Aziz, Sıddık Kardeşim Ve Hizmet-i Kur’âniyede Hakîkatlı Bir Arkadaşım Re’fet Bey!
Bu def’a istinsah ettiğiniz risâleler çok güzel olmuştur. Senin gayret ve samimiyet ve ciddiyetini bana gösterdiler ve Re’fet tenbel değildir, isbat ettiler. Onları tashih edip göndermiştim. Sonra işittim ki, getiren adam İslâmköyü’nde bırakmış. Otuz Birinci Mektub’un Üçüncü, Dördüncü Lem’alarını yazmağa vakit bulamadım. Korkuyorum ki onların da sırrı gibi, mevsimi geçerek sonra güzel yazılmamış olsun. İnşâallah sizlerin iştiyâkı beni çalıştıracak. Fakat bu şuhûr-u selâse çok kıymetdardır; Leyle-i Kadr’in sırrıyla seksen sene bir ömrü kazandıracak bir vakitte, en iyi, en efdal şeylerle meşgul olmak lâzım geliyor. İnşâallah Kur’ân’a âid mesâille iştigal, bir nevi ma’nevî mütefekkirane Kur’ân okumak hükmündedir. Hem ibâdet, hem ilim, hem marifet, hem tefekkür, hem kıraat-ı Kur’ân ma’naları risâlelerin istinsah ve mütalâalarında vardır i’tikâdındayız. Zâten bu ciheti siz takdir etmişsiniz.

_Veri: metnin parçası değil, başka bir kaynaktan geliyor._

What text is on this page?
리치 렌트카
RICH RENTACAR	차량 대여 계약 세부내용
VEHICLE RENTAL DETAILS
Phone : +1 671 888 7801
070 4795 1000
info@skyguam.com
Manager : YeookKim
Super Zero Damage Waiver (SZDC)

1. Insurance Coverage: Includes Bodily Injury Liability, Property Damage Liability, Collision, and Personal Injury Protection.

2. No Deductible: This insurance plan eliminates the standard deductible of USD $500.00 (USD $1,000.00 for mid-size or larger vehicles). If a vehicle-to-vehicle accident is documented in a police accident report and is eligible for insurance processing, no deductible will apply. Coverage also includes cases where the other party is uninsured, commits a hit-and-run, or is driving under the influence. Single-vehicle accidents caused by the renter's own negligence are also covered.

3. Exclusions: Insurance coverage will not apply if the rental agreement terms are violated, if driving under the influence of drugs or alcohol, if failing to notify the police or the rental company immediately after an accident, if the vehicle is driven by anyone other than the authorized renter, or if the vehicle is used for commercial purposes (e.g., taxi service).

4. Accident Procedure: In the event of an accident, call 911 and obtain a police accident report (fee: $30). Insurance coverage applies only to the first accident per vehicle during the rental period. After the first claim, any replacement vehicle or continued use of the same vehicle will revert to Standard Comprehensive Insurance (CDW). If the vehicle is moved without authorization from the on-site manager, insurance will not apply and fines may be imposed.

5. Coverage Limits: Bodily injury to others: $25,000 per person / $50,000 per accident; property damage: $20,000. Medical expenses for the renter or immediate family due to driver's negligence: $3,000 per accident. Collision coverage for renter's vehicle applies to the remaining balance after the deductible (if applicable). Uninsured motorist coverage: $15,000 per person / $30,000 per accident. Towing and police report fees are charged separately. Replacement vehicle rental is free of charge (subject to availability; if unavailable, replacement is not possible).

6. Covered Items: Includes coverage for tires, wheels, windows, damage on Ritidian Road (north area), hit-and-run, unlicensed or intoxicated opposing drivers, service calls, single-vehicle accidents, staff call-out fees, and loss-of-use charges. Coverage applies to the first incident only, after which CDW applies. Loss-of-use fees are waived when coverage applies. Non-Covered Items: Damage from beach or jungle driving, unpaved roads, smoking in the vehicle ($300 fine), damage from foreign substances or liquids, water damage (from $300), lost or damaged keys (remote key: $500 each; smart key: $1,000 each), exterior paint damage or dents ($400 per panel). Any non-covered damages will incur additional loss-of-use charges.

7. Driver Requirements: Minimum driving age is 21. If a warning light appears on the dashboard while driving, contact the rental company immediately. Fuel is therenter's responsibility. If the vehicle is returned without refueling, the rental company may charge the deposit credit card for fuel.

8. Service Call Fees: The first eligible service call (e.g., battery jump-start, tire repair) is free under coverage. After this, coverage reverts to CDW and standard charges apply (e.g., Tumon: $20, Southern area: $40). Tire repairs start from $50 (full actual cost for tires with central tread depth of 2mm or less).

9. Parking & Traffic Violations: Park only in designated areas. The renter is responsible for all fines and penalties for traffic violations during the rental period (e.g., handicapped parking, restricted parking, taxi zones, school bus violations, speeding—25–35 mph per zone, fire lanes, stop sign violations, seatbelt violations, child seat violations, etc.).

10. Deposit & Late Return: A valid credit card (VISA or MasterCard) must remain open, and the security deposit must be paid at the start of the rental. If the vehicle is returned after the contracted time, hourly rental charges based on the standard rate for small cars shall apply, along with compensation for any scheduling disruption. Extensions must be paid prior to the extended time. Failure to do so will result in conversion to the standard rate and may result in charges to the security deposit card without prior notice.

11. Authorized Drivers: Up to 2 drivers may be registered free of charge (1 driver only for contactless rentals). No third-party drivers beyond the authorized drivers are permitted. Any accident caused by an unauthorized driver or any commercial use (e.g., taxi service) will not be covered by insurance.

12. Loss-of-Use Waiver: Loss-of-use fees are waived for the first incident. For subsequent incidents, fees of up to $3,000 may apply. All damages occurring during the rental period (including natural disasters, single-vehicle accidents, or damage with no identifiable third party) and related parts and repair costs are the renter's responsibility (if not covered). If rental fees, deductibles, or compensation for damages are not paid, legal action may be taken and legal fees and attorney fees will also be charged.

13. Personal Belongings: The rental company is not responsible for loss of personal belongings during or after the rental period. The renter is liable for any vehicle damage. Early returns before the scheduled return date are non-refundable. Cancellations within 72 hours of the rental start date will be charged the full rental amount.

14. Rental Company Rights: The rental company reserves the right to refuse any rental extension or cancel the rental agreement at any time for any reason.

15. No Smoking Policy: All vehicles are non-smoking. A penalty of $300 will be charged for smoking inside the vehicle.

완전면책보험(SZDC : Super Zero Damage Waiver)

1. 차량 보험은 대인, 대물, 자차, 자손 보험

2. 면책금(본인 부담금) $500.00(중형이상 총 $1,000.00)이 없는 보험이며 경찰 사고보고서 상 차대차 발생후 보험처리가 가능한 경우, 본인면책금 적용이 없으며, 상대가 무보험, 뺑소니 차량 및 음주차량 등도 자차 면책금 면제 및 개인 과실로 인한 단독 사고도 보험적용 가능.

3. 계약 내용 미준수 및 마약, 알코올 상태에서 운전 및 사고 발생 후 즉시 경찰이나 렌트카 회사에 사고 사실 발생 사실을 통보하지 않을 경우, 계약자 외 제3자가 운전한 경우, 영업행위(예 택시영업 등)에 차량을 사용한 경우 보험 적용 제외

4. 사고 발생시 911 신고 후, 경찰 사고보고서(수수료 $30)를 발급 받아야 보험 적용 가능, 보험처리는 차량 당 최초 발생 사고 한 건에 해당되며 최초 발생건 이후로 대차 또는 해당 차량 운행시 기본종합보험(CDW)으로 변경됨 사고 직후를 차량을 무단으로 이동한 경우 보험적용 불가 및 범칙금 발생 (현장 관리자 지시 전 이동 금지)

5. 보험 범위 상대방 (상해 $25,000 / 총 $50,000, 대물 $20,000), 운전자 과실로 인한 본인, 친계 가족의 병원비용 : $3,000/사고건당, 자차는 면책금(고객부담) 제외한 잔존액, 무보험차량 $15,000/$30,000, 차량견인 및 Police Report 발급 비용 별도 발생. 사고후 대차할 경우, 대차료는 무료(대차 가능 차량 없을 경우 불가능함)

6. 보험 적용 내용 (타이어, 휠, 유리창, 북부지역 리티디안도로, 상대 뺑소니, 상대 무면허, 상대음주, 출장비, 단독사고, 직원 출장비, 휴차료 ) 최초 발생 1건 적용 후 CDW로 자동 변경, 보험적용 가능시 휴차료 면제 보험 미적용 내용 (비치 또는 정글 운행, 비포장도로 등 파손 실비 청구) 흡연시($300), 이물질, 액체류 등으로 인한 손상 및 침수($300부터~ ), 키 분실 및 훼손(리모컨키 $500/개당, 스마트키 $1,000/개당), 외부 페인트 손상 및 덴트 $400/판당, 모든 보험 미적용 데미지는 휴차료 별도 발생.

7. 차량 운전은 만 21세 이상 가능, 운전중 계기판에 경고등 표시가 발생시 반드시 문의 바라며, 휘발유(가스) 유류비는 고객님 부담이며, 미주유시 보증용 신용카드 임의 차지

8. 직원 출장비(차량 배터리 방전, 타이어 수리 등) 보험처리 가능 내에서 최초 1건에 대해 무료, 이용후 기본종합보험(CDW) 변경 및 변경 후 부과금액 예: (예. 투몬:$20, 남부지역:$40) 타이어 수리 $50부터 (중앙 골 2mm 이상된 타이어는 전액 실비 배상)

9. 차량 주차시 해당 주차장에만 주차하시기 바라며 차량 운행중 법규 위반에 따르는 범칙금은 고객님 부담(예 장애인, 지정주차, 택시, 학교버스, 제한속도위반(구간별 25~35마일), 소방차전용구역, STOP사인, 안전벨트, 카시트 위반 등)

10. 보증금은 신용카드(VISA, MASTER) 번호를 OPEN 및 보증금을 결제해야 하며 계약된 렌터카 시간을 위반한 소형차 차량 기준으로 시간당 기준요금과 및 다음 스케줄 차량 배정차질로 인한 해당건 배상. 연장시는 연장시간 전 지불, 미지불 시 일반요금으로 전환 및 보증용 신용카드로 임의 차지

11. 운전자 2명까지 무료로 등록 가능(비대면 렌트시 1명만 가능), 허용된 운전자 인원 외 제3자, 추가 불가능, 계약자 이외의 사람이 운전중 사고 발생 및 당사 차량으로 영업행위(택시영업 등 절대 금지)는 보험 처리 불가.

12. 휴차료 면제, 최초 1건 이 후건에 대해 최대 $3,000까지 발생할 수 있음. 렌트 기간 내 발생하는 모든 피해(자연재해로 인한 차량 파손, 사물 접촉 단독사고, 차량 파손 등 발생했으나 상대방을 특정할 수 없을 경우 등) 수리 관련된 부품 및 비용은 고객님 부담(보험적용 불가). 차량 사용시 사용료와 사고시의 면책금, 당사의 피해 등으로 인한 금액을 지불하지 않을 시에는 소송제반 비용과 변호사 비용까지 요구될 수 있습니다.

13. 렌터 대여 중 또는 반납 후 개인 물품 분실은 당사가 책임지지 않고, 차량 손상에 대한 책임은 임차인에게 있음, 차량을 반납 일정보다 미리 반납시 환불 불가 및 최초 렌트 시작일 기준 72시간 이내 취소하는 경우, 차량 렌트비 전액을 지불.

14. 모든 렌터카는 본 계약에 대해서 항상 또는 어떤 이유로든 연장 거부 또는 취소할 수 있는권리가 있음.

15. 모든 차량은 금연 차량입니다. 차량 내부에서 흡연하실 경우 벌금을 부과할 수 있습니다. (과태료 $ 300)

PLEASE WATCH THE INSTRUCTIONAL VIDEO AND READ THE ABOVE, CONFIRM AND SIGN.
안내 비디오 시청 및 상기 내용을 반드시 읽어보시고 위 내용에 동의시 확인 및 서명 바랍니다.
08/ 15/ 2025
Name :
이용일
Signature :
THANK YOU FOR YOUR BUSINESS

Mu’cizat-ı Ahmediye’yi sizin için yazdırdım, tekmil oldu. Fakat başka bir nüsha ona göre yazdırmak lâzım olduğu için muvakkaten burada kalacak. Senin mektubunda Hâfız Sezâi bizimle ciddî alâkadar olduğunu gösteriyor. Ben bir zaman idi, Ağros’lu Zekâi gibi samimî, hararetli Isparta’da yeni bir kardeşimiz bulunacak, vicdânen hissediyordum. İnşâallah bu Sezâi, o olacak. Ben onu işittiğim vakit, hissettiğim şahıs tevehhüm ettim. Eğer tasavvurum gibi ise zâten iyi, olmasa öyle olmağa çalışsın. Eğer Zekâi nasıl adamdır merak ederse, Yirmi Yedinci Mektub’un fıkralarında Zekâi’nin mâhiyetini ve ne derece samimî olduğunu gösterir fıkraları var, baksın.
Kayınpederin Hacı İbrahim Efendi’ye çok selâm ediyorum. O zâtı ciddî bir âhiret kardeşi telakki etmişim. İnşâallah senin bu yeni gayret ve sa’yinden o da hissedardır.
Bedreddin’in küçüklüğüyle beraber, büyük talebeler dâiresine dâhil etmişim. O, küçüklerin büyüğüdür. Ve inşâallah Cenâb-ı Hak onun emsâlini çoğaltsın. Bedreddin’in vâlidesine duâ ediyorum. Elbette Bedreddin’in hüsn-ü terbiyesinde en mühim hisse onundur. Çünkü, onun en birinci üstadı odur.
Bekir Ağa, Lütfü Efendi, Hâfız Ahmed, Sezai gibi kardeşlere selâm ediyorum.